Sebelum meninggal dunia, mantan gitaris Stinky, Ndhank Surahman Hartono, sempat membicarakan soal proyek barunya. Hal ini disampaikan oleh saudara kembarnya, Edo Surahim.
Saat dihubungi kumparan, Edo sempat membagikan komunikasi terakhirnya dengan eks gitaris Stinky itu. Kata Edo, Ndhank sempat membahas soal proyek terbarunya, yakni sebuah band bernama Note n Sound.
"Sempat bahas project band baru dia Note n Sound dengan eks vocalis Zigas ( Zoker ) dan gitaris Orange, Ryan," ujar Edo dihubungi kumparan melalui pesan singkat, Minggu (19/4).
Sebelum mengembuskan napas terakhirnya, Ndhank, lanjut Edo, sempat berharap agar proyek tersebut bisa segera berjalan.
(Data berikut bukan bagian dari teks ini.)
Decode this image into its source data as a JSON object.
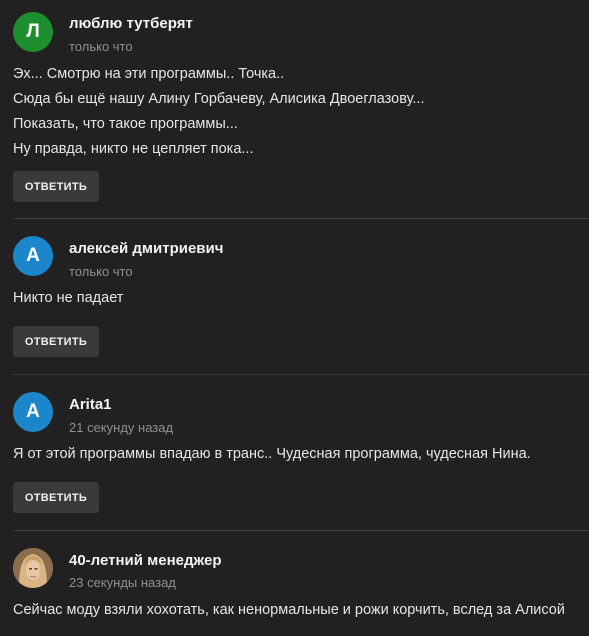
{
  "comments": [
    {
      "avatar_letter": "Л",
      "avatar_color": "#1e8f2e",
      "author": "люблю тутберят",
      "time": "только что",
      "lines": [
        "Эх... Смотрю на эти программы.. Точка..",
        "Сюда бы ещё нашу Алину Горбачеву, Алисика Двоеглазову...",
        "Показать, что такое программы...",
        "Ну правда, никто не цепляет пока..."
      ],
      "reply_label": "ОТВЕТИТЬ"
    },
    {
      "avatar_letter": "А",
      "avatar_color": "#1b86c9",
      "author": "алексей дмитриевич",
      "time": "только что",
      "lines": [
        "Никто не падает"
      ],
      "reply_label": "ОТВЕТИТЬ"
    },
    {
      "avatar_letter": "А",
      "avatar_color": "#1b86c9",
      "author": "Arita1",
      "time": "21 секунду назад",
      "lines": [
        "Я от этой программы впадаю в транс.. Чудесная программа, чудесная Нина."
      ],
      "reply_label": "ОТВЕТИТЬ"
    },
    {
      "avatar_letter": "",
      "avatar_color": "#b8956a",
      "author": "40-летний менеджер",
      "time": "23 секунды назад",
      "lines": [
        "Сейчас моду взяли хохотать, как ненормальные и рожи корчить, вслед за Алисой"
      ]
    }
  ]
}
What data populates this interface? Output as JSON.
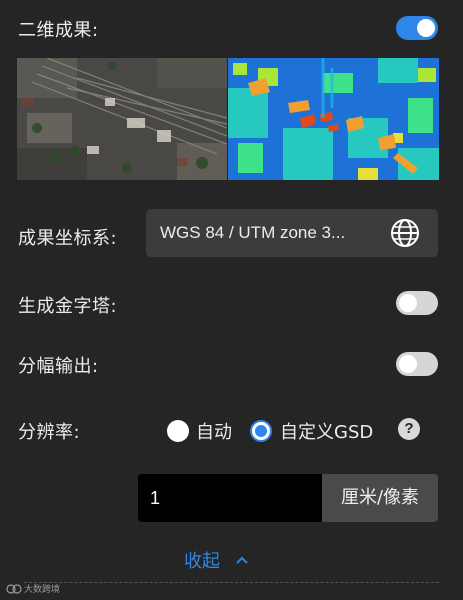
{
  "result_2d": {
    "label": "二维成果:",
    "toggle_on": true
  },
  "crs": {
    "label": "成果坐标系:",
    "value": "WGS 84 / UTM zone 3...",
    "icon": "globe-icon"
  },
  "pyramid": {
    "label": "生成金字塔:",
    "toggle_on": false
  },
  "tiling": {
    "label": "分幅输出:",
    "toggle_on": false
  },
  "resolution": {
    "label": "分辨率:",
    "options": [
      "自动",
      "自定义GSD"
    ],
    "selected": "自定义GSD",
    "help_icon": "?",
    "gsd_value": "1",
    "unit": "厘米/像素"
  },
  "collapse": {
    "label": "收起"
  },
  "watermark": {
    "text": "大数跨境"
  },
  "colors": {
    "accent": "#2f86e8",
    "background": "#252525",
    "input_bg": "#3c3c3c"
  }
}
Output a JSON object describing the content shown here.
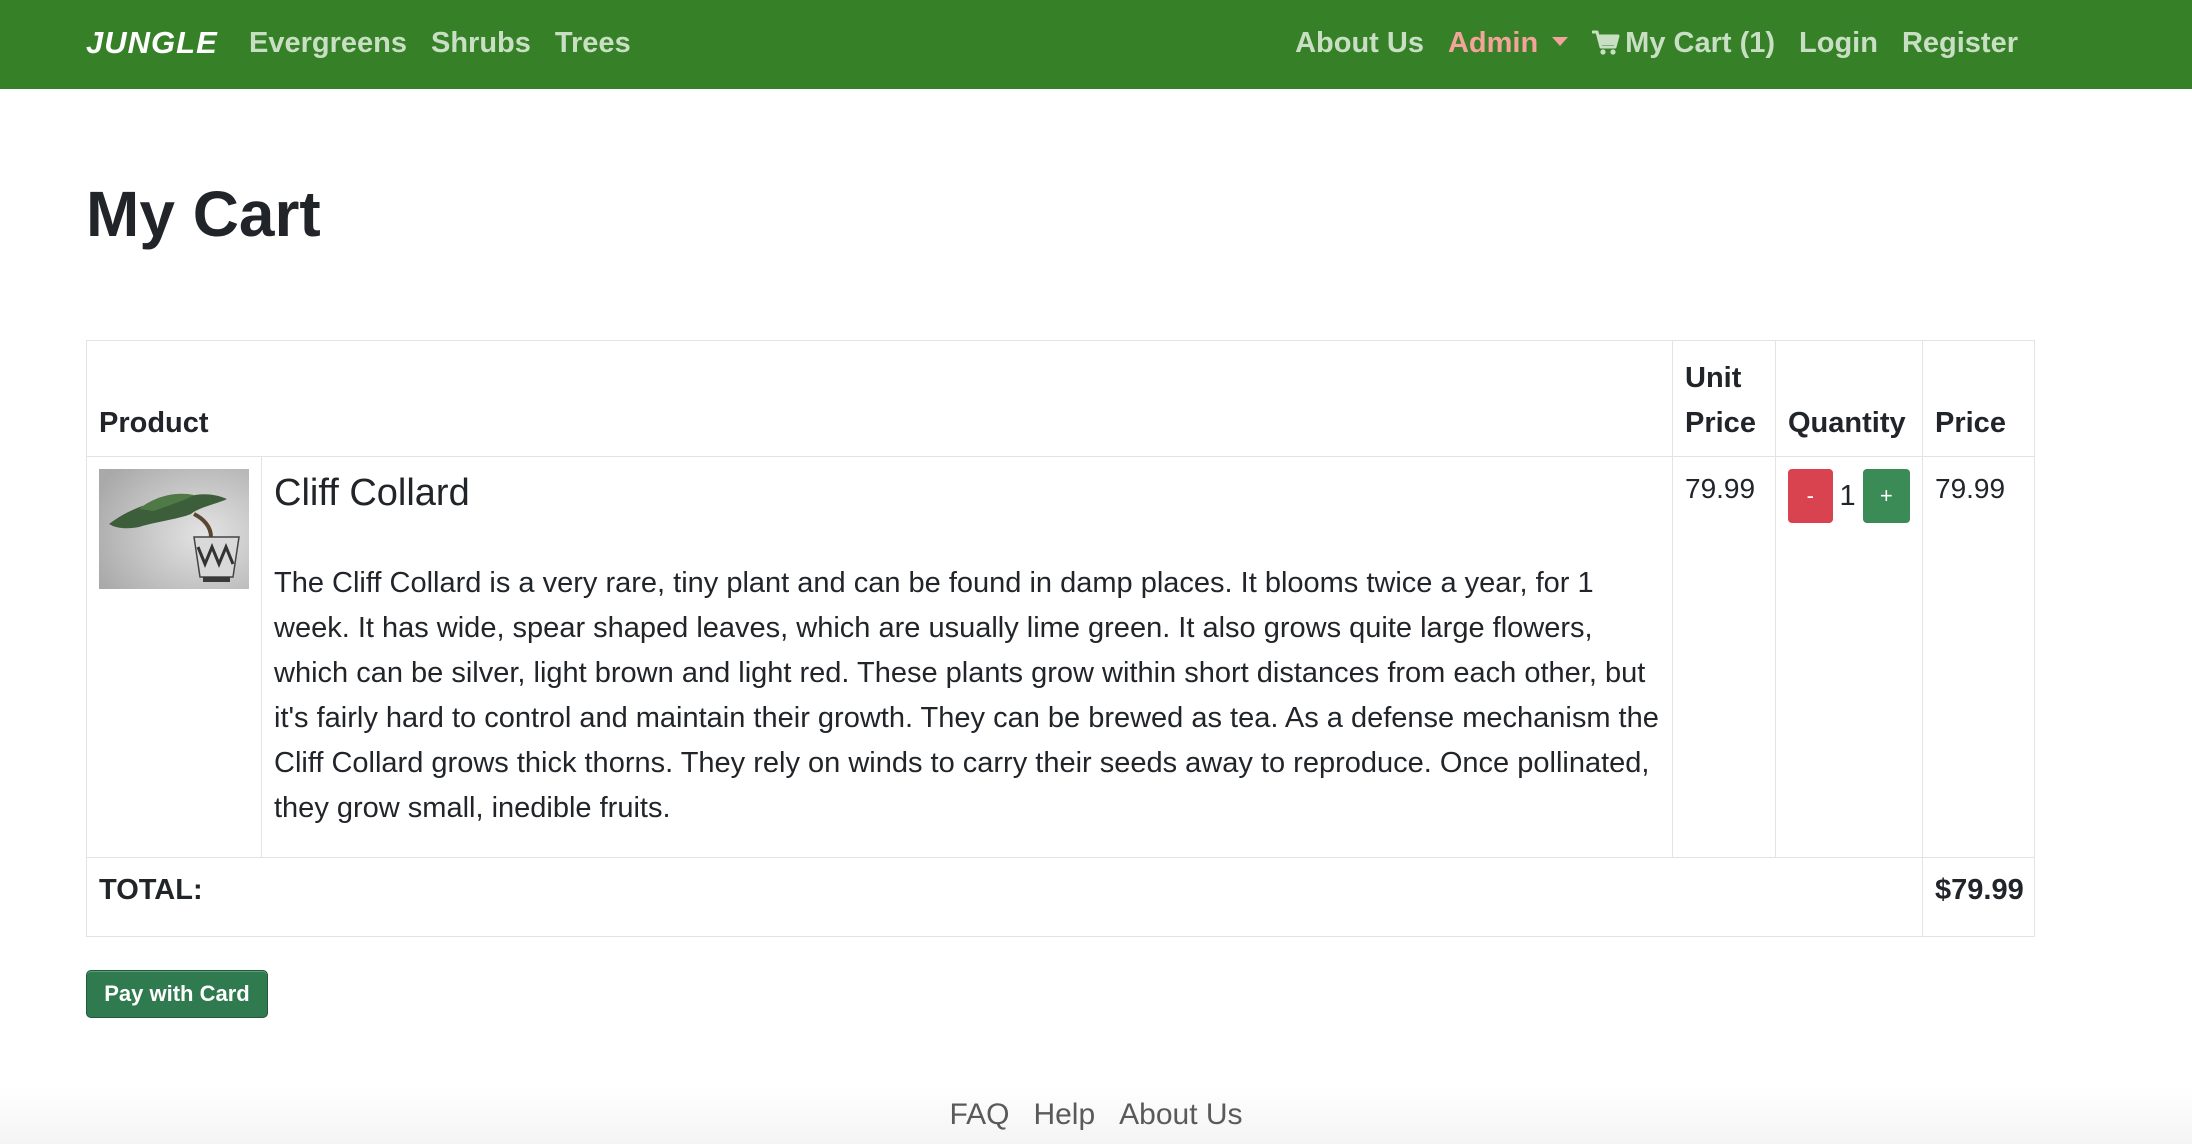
{
  "navbar": {
    "brand": "JUNGLE",
    "left_links": [
      "Evergreens",
      "Shrubs",
      "Trees"
    ],
    "about": "About Us",
    "admin": "Admin",
    "cart": "My Cart (1)",
    "login": "Login",
    "register": "Register",
    "colors": {
      "background": "#368027",
      "link": "#c9dfc4",
      "admin": "#f2a39a"
    }
  },
  "page": {
    "title": "My Cart"
  },
  "table": {
    "headers": {
      "product": "Product",
      "unit_price": "Unit Price",
      "quantity": "Quantity",
      "price": "Price"
    },
    "items": [
      {
        "name": "Cliff Collard",
        "description": "The Cliff Collard is a very rare, tiny plant and can be found in damp places. It blooms twice a year, for 1 week. It has wide, spear shaped leaves, which are usually lime green. It also grows quite large flowers, which can be silver, light brown and light red. These plants grow within short distances from each other, but it's fairly hard to control and maintain their growth. They can be brewed as tea. As a defense mechanism the Cliff Collard grows thick thorns. They rely on winds to carry their seeds away to reproduce. Once pollinated, they grow small, inedible fruits.",
        "unit_price": "79.99",
        "quantity": "1",
        "decrement_label": "-",
        "increment_label": "+",
        "price": "79.99",
        "image_icon": "bonsai-plant-image"
      }
    ],
    "total_label": "TOTAL:",
    "total_value": "$79.99"
  },
  "actions": {
    "pay_label": "Pay with Card",
    "pay_color": "#2f7a4f",
    "minus_color": "#d9434f",
    "plus_color": "#3a8b55"
  },
  "footer": {
    "links": [
      "FAQ",
      "Help",
      "About Us"
    ]
  }
}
Sampai saat ini, band tersebut memang belum merilis karya mereka.
"Itu aja sih tadinya dia berharap jalan dengan band baru nya," ungkap Edo.
"Belum (ada single yang dirilis)," lanjutnya.
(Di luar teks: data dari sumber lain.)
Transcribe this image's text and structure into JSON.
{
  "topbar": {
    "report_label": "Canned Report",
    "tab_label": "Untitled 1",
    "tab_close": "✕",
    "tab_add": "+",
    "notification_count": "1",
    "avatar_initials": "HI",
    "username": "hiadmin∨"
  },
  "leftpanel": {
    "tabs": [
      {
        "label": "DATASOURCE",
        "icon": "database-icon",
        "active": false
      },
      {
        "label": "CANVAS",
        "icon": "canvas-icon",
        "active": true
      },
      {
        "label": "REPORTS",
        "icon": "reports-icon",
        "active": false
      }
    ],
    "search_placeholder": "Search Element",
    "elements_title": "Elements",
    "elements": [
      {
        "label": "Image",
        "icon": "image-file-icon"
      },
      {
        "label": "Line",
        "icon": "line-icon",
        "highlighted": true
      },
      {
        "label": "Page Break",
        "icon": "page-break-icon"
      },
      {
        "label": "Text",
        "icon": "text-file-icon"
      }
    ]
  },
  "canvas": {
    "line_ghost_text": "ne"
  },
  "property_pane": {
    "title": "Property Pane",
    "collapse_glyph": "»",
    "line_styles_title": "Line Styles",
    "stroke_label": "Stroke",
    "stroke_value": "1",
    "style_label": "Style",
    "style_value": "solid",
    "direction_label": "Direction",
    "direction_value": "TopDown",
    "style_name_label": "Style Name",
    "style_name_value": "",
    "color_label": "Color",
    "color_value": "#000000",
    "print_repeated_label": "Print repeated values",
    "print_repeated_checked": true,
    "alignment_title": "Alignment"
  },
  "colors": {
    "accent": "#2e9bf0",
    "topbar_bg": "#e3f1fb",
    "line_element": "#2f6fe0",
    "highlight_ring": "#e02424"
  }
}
Meski demikian, Edo memastikan bahwa grup band tersebut memang sudah menjalani proses rekaman. Kata Edo, proyek baru Ndhank itu masih menunggu jawaban dari salah satu label.
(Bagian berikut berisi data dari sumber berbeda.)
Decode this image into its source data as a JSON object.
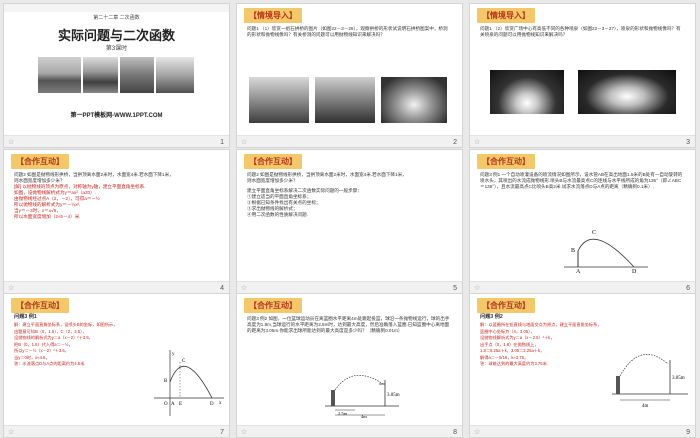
{
  "slides": [
    {
      "number": "1",
      "chapter": "第二十二章   二次函数",
      "title": "实际问题与二次函数",
      "subtitle": "第3课时",
      "website": "第一PPT模板网-WWW.1PPT.COM"
    },
    {
      "number": "2",
      "tag": "【情境导入】",
      "text": "问题1  （1）欣赏一组石拱桥的图片（如图22－3－26），观察拱桥的形状试说明石拱桥图案中，桥洞的形状和抛物线像吗？有关桥洞的问题可以用抛物线知识来解决吗？"
    },
    {
      "number": "3",
      "tag": "【情境导入】",
      "text": "问题1  （2）欣赏广场中心有高低不同的各种喷泉（如图22－3－27），喷泉的形状和抛物线像吗？有关喷泉的问题可以用抛物线知识来解决吗？"
    },
    {
      "number": "4",
      "tag": "【合作互动】",
      "lines": [
        "问题2  如图是抛物线形拱桥，当拱顶离水面2米时，水面宽4米.若水面下降1米，",
        "则水面宽度增加多少米？",
        "[解] 以抛物线的顶点为原点，对称轴为y轴，建立平面直角坐标系.",
        "如图，设抛物线解析式为y＝ax²（a≠0）.",
        "由抛物线经过点A（2，－2），可得a＝－½",
        "所以抛物线的解析式为y＝－½x².",
        "当y＝－3时，x＝±√6，",
        "所以水面宽度增加（2√6－4）米."
      ]
    },
    {
      "number": "5",
      "tag": "【合作互动】",
      "lines": [
        "问题2  如图是抛物线形拱桥，当拱顶离水面2米时，水面宽4米.若水面下降1米，",
        "则水面宽度增加多少米？",
        "建立平面直角坐标系解决二次函数实际问题的一般步骤：",
        "①建立适当的平面直角坐标系；",
        "②根据已知条件找出有关点的坐标；",
        "③求出抛物线的解析式；",
        "④用二次函数的性质解决问题."
      ]
    },
    {
      "number": "6",
      "tag": "【合作互动】",
      "text": "问题3  例1 一个自动喷灌设备的喷流情况如图所示，设水管AB在高出地面1.5米的B处有一自动旋转的喷水头，其喷出的水流成抛物线形.喷头B与水流最高点C的连线与水平线所成的角为135°（即∠ABC＝135°），且水流最高点C比喷头B高2米.试求水流落点D与A点的距离（精确到0.1米）.",
      "labels": {
        "b": "B",
        "c": "C",
        "a": "A",
        "d": "D"
      }
    },
    {
      "number": "7",
      "tag": "【合作互动】",
      "heading": "问题3  例1",
      "lines": [
        "解：建立平面直角坐标系，设喷头B的坐标，如图所示，",
        "由题意可知B（0，1.5），C（2，3.5），",
        "设抛物线的解析式为y＝a（x－2）²＋3.5，",
        "把B（0，1.5）代入得a＝－½，",
        "所以y＝－½（x－2）²＋3.5，",
        "当y＝0时，x≈4.6，",
        "答：水流落点D与A点的距离约为4.6米."
      ],
      "labels": {
        "y": "y",
        "x": "x",
        "c": "C",
        "b": "B",
        "o": "O",
        "a": "A",
        "e": "E",
        "d": "D"
      }
    },
    {
      "number": "8",
      "tag": "【合作互动】",
      "text": "问题3  例2 如图，一位篮球运动员在离篮圈水平距离4m处跳起投篮，球沿一条抛物线运行，球的出手高度为1.8m,当球运行的水平距离为2.5m时，达到最大高度，然后准确落入篮圈.已知篮圈中心离地面的距离为3.05m.你能求出球所能达到的最大高度是多少吗？（精确到0.01m）",
      "labels": {
        "m": "3.05m",
        "h": "2.5m",
        "w": "4m"
      }
    },
    {
      "number": "9",
      "tag": "【合作互动】",
      "heading": "问题3  例2",
      "lines": [
        "解：以篮圈所在铅直线与地面交点为原点，建立平面直角坐标系，",
        "篮圈中心坐标为（4，3.05），",
        "设抛物线解析式为y＝a（x－2.5）²＋k，",
        "出手点（0，1.8）在抛物线上，",
        "1.8＝6.25a＋k，3.05＝2.25a＋k，",
        "解得a＝－5/16，k≈3.75，",
        "答：球能达到的最大高度约为3.75米."
      ],
      "labels": {
        "m": "3.05m",
        "w": "4m"
      }
    }
  ]
}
"Sudah recording, tapi tunggu konfirmasi dari salah satu label besar, masih belum ada kabar juga," tandasnya.
Ndhank meninggal dunia pada Sabtu (18/4). Sebelum mengembuskan napas terakhirnya, Ndhank sempat dirawat di rumah sakit. Usai mengalami stroke ringan hingga pecah pembuluh darah.
Bersama Andre Taulany (vokal), Helman Maulana (Nano-gitar), Irwan Batara (bass), dan Edy Suryo Triputranto (drum), Ndhank mendirikan Stinky di tahun 1992. Ndhank juga merupakan sosok di balik terciptanya karya fenomenal Stinky seperti Mungkinkah dan Jangan Tutup Dirimu.